More developer fixtures and format tools

Rangdom now covers more of the data you need when building, documenting, and testing products: generate sortable ULIDs, ISBN-13 fixtures, Unix timestamps, cron expressions, safe HTTP headers, documentation-safe domains and CIDR blocks, fixed-width PIN codes, fictional company names, and fake payment card fixtures. The color tools are more practical too, with copyable CSS gradients and palette exports for HEX lists, CSS variables, or JSON, while the new HTML entities tool helps encode or decode pasted text locally in your browser.

Better fixtures and local text tools

Rangdom now makes it easier to fill realistic demos, forms, APIs, logs, uploads, and test data without leaving your browser. You can generate safe URLs, filenames, file sizes, MIME types, HTTP methods, ports, user agents, time zones, currency amounts, semantic versions, booleans, and documentation-safe IP addresses, plus count words or create SHA hashes locally when working with pasted text.

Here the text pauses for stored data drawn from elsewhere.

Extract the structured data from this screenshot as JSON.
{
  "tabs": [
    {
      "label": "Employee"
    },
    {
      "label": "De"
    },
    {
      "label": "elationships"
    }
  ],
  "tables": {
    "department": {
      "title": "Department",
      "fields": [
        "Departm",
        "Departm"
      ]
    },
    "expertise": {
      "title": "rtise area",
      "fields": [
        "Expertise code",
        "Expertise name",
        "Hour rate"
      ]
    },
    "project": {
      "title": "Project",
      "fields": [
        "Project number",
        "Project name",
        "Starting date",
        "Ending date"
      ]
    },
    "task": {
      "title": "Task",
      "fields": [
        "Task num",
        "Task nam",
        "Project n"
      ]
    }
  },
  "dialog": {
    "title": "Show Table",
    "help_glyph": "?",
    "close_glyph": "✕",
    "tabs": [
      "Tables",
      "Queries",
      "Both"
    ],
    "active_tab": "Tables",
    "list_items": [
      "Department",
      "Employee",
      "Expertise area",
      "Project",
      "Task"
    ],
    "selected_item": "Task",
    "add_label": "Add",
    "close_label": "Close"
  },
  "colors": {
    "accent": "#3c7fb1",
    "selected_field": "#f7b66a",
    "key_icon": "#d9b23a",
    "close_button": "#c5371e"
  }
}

More mock data, color, and text tools

Rangdom now covers more everyday placeholder and testing needs: generate fictional names, addresses, ZIP-style codes, countries, US states, HTTP status codes, emoji, weekdays, months, and lorem ipsum text directly in your browser. The color tools are more useful for design work too, with RGB and HSL options in the color code generator plus a new five-color palette generator, while the time generator now supports custom ranges and the new case converter helps reshape text without leaving the page.

More flexible generators and URL tools

Rangdom now has more ways to generate values in the exact format you need: create one or many URL-safe tokens, roll custom dice or tabletop notation like 2d6+3, choose decimal precision, set hexadecimal string length, switch between IPv4 and IPv6 addresses, and make lowercase URL slugs for routes or mock content. New URL encode and decode tools also make it easier to prepare text for query strings and inspect encoded URL components without sending anything away from your browser.

New generators and smoother results

Rangdom now includes dedicated generators for single letters and fictional email addresses, plus date ranges you can set before generating a random date. Copy actions give clearer success or failure feedback, and more result areas now announce updates politely for screen reader users, making quick picks, rolls, passwords, UUIDs, usernames, and list tools easier to use without watching the page.

Plan games, teams, and small decisions in one place

Rangdom now covers more of the little coordination tasks that come up during games, classrooms, meetups, and testing work. You can split people into fair teams or groups, pick a random pair, draw a card, settle a yes-or-no decision, and generate fictional phone numbers for examples without leaving the browser.